One major issue, apparently raised in secret by judges overseeing the program, is that many calls and e-mail messages between people outside the United States are routed over data networks that run through the United States.
In principle, the surveillance law does not restrict eavesdropping on foreign-to-foreign communications. But in practice, administration officials contend, the path of those calls through this country means the government cannot monitor them without a warrant.
But Democratic lawmakers have been deeply suspicious that the Bush administration was seeking a broader and more controversial expansion of surveillance authority by making changes that were vague on important issues.
Representative Silvestre Reyes, Democrat of Texas and chairman of the House Intelligence Committee, said Friday that the bill the administration wanted would allow wiretapping without warrants as long as it was “concerning a person abroad.” As a result, Mr. Reyes said, the law could be construed as allowing any search inside the United States as long as the government claimed it “concerned” Al Qaeda.
Democrats said their suspicions had been fueled in part by the White House’s repeated reluctance to ask Congress for technical changes addressing issues that should have been apparent long ago.
In a recent letter to a Republican on the committee, Representative Heather A. Wilson of New Mexico, Mr. Reyes noted that Congress had updated the FISA law eight times since the Sept. 11 attacks.
“You repeatedly claim that FISA is woefully outdated,” Mr. Reyes wrote. “Neither you nor the administration raised concerns during consideration of those bills that the statutory changes proposed were inadequate.”
For years, but especially since the attacks, Democrats on the intelligence oversight committees have been loath to do anything that might provoke charges of tying up the intelligence agencies in “outdated” restrictions.
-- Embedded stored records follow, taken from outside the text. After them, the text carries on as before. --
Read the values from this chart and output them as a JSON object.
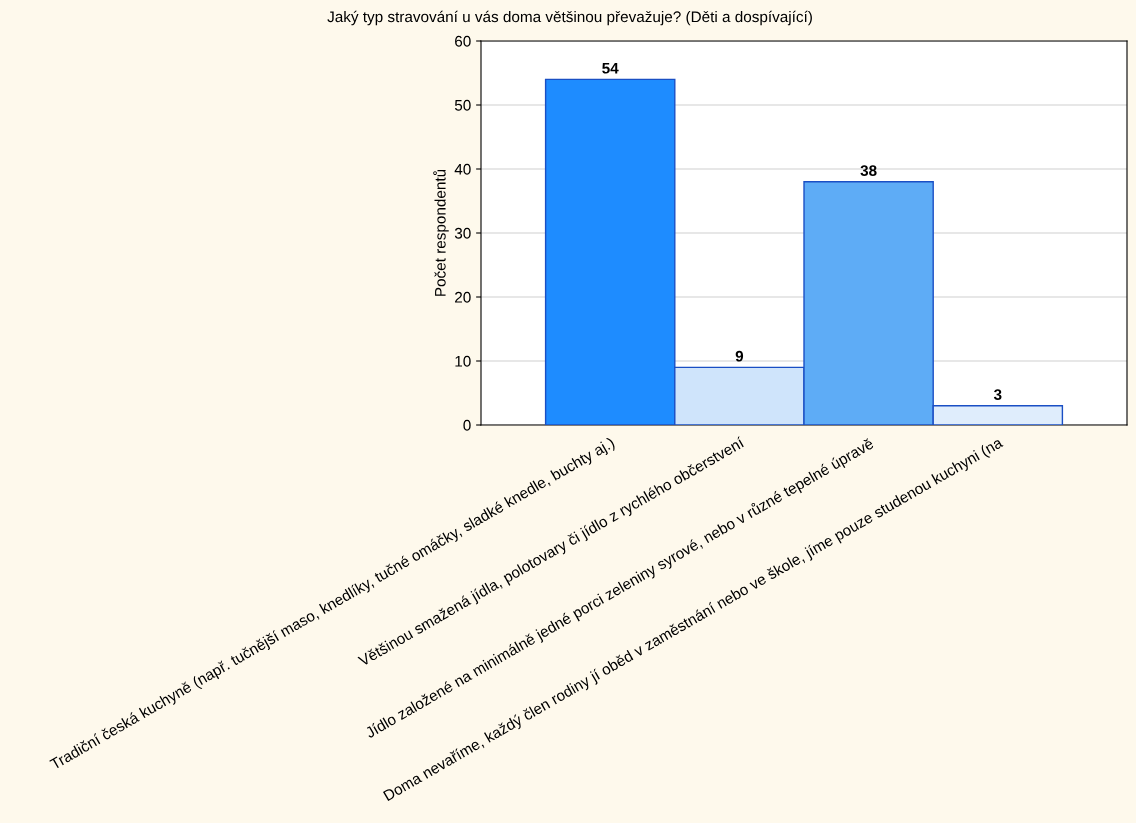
{
  "chart_data": {
    "type": "bar",
    "title": "Jaký typ stravování u vás doma většinou převažuje? (Děti a dospívající)",
    "ylabel": "Počet respondentů",
    "categories": [
      "Tradiční česká kuchyně (např. tučnější maso, knedlíky, tučné omáčky, sladké knedle, buchty aj.)",
      "Většinou smažená jídla, polotovary či jídlo z rychlého občerstvení",
      "Jídlo založené na minimálně jedné porci zeleniny syrové, nebo v různé tepelné úpravě",
      "Doma nevaříme, každý člen rodiny jí oběd v zaměstnání nebo ve škole, jíme pouze studenou kuchyni (na"
    ],
    "values": [
      54,
      9,
      38,
      3
    ],
    "colors": [
      "#1e8cff",
      "#cfe4fb",
      "#5eacf6",
      "#dfedfc"
    ],
    "ylim": [
      0,
      60
    ],
    "yticks": [
      0,
      10,
      20,
      30,
      40,
      50,
      60
    ],
    "grid": "y",
    "data_labels": true
  }
}
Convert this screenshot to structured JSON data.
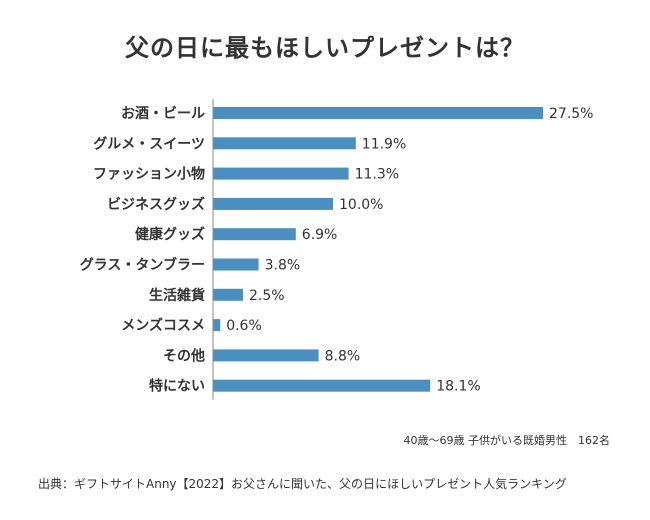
{
  "chart_data": {
    "type": "bar",
    "orientation": "horizontal",
    "title": "父の日に最もほしいプレゼントは？",
    "categories": [
      "お酒・ビール",
      "グルメ・スイーツ",
      "ファッション小物",
      "ビジネスグッズ",
      "健康グッズ",
      "グラス・タンブラー",
      "生活雑貨",
      "メンズコスメ",
      "その他",
      "特にない"
    ],
    "values": [
      27.5,
      11.9,
      11.3,
      10.0,
      6.9,
      3.8,
      2.5,
      0.6,
      8.8,
      18.1
    ],
    "value_labels": [
      "27.5%",
      "11.9%",
      "11.3%",
      "10.0%",
      "6.9%",
      "3.8%",
      "2.5%",
      "0.6%",
      "8.8%",
      "18.1%"
    ],
    "xlim": [
      0,
      30
    ],
    "grid": false,
    "bar_color": "#4a8fc0",
    "axis_color": "#888888"
  },
  "notes": {
    "sample": "40歳〜69歳 子供がいる既婚男性　162名",
    "source": "出典：ギフトサイトAnny【2022】お父さんに聞いた、父の日にほしいプレゼント人気ランキング"
  }
}
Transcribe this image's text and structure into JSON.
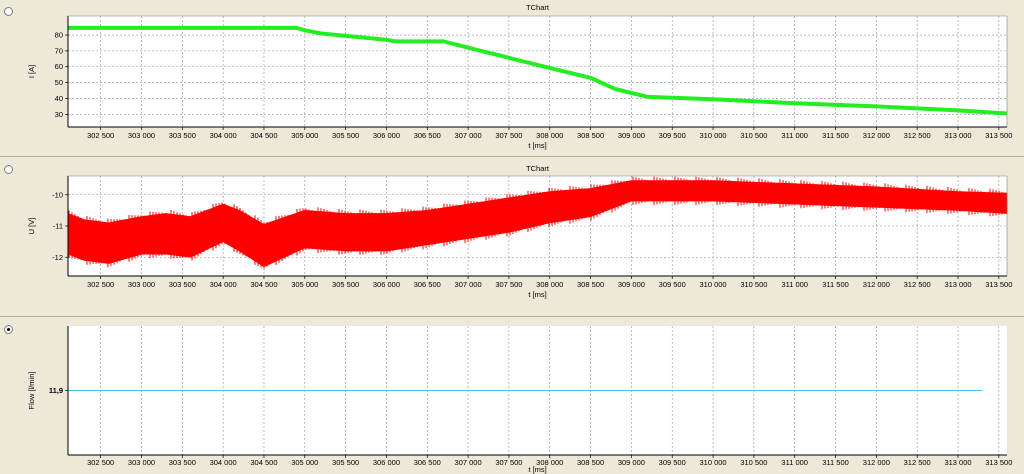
{
  "chart_data": [
    {
      "type": "line",
      "title": "TChart",
      "xlabel": "t [ms]",
      "ylabel": "I [A]",
      "selected": false,
      "xlim": [
        302100,
        313600
      ],
      "ylim": [
        22,
        92
      ],
      "x_ticks": [
        "302 500",
        "303 000",
        "303 500",
        "304 000",
        "304 500",
        "305 000",
        "305 500",
        "306 000",
        "306 500",
        "307 000",
        "307 500",
        "308 000",
        "308 500",
        "309 000",
        "309 500",
        "310 000",
        "310 500",
        "311 000",
        "311 500",
        "312 000",
        "312 500",
        "313 000",
        "313 500"
      ],
      "y_ticks": [
        "30",
        "40",
        "50",
        "60",
        "70",
        "80"
      ],
      "grid": true,
      "series": [
        {
          "color": "#22ee22",
          "x": [
            302100,
            304900,
            305000,
            305200,
            305600,
            306000,
            306100,
            306700,
            307000,
            307400,
            307700,
            308100,
            308500,
            308800,
            309200,
            310000,
            311000,
            312000,
            313000,
            313600
          ],
          "y": [
            84.5,
            84.5,
            83,
            81,
            79,
            77,
            76,
            76,
            72,
            67,
            63,
            58,
            53,
            46,
            41,
            39.5,
            37,
            35,
            32.5,
            30.5
          ],
          "band": 2.5
        }
      ]
    },
    {
      "type": "line",
      "title": "TChart",
      "xlabel": "t [ms]",
      "ylabel": "U [V]",
      "selected": false,
      "xlim": [
        302100,
        313600
      ],
      "ylim": [
        -12.6,
        -9.4
      ],
      "x_ticks": [
        "302 500",
        "303 000",
        "303 500",
        "304 000",
        "304 500",
        "305 000",
        "305 500",
        "306 000",
        "306 500",
        "307 000",
        "307 500",
        "308 000",
        "308 500",
        "309 000",
        "309 500",
        "310 000",
        "310 500",
        "311 000",
        "311 500",
        "312 000",
        "312 500",
        "313 000",
        "313 500"
      ],
      "y_ticks": [
        "-10",
        "-11",
        "-12"
      ],
      "grid": true,
      "series": [
        {
          "color": "#ff0000",
          "x": [
            302100,
            302300,
            302600,
            303000,
            303300,
            303600,
            304000,
            304200,
            304500,
            305000,
            305500,
            306000,
            306500,
            307000,
            307500,
            308000,
            308500,
            309000,
            309500,
            310000,
            311000,
            312000,
            313000,
            313600
          ],
          "y": [
            -11.2,
            -11.4,
            -11.5,
            -11.3,
            -11.2,
            -11.3,
            -10.8,
            -11.0,
            -11.5,
            -11.0,
            -11.1,
            -11.1,
            -11.0,
            -10.8,
            -10.6,
            -10.3,
            -10.3,
            -9.85,
            -9.85,
            -9.85,
            -9.95,
            -10.05,
            -10.2,
            -10.25
          ],
          "top": [
            -10.6,
            -10.8,
            -10.9,
            -10.7,
            -10.6,
            -10.7,
            -10.3,
            -10.5,
            -10.95,
            -10.5,
            -10.6,
            -10.6,
            -10.5,
            -10.3,
            -10.1,
            -9.9,
            -9.8,
            -9.55,
            -9.55,
            -9.55,
            -9.65,
            -9.75,
            -9.9,
            -9.95
          ],
          "bottom": [
            -11.9,
            -12.1,
            -12.2,
            -11.9,
            -11.9,
            -12.0,
            -11.5,
            -11.8,
            -12.3,
            -11.7,
            -11.8,
            -11.8,
            -11.6,
            -11.4,
            -11.2,
            -10.9,
            -10.7,
            -10.2,
            -10.2,
            -10.2,
            -10.3,
            -10.4,
            -10.5,
            -10.6
          ]
        }
      ]
    },
    {
      "type": "line",
      "title": "",
      "xlabel": "t [ms]",
      "ylabel": "Flow [l/min]",
      "selected": true,
      "xlim": [
        302100,
        313600
      ],
      "ylim": [
        11.8,
        12.0
      ],
      "x_ticks": [
        "302 500",
        "303 000",
        "303 500",
        "304 000",
        "304 500",
        "305 000",
        "305 500",
        "306 000",
        "306 500",
        "307 000",
        "307 500",
        "308 000",
        "308 500",
        "309 000",
        "309 500",
        "310 000",
        "310 500",
        "311 000",
        "311 500",
        "312 000",
        "312 500",
        "313 000",
        "313 500"
      ],
      "y_ticks": [
        "11,9"
      ],
      "grid": true,
      "series": [
        {
          "color": "#44c8e0",
          "x": [
            302100,
            313300
          ],
          "y": [
            11.9,
            11.9
          ]
        }
      ]
    }
  ]
}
But relations have steadily soured since the public disclosure of the warrantless surveillance program 18 months ago. White House officials have repeatedly argued that the president has broad authority to carry out such programs without explicit permission from Congress, even if the programs appear to violate long-standing legal restrictions.
The mistrust has gone in both directions. Administration officials contend that any effort to have Congress address even straightforward issues prompts Democrats to seek all manner of new restrictions.
But Democrats, and some Republicans, say the administration has worsened the distrust by refusing to be provide detailed information to lawmakers and by offering what appear to have been misleading answers to Congressional queries.
Senator Arlen Specter of Pennsylvania, the ranking Republican on the Senate Judiciary Committee, has criticized Mr. Gonzales, the attorney general, for insisting that the Justice Department never had any internal disputes about the legality of the surveillance program.
Several top Justice Department officials, including the director of the F.B.I., Robert S. Mueller III, have publicly contradicted Mr. Gonzales’s testimony and told lawmakers that senior officials threatened in 2004 to resign over the disputes.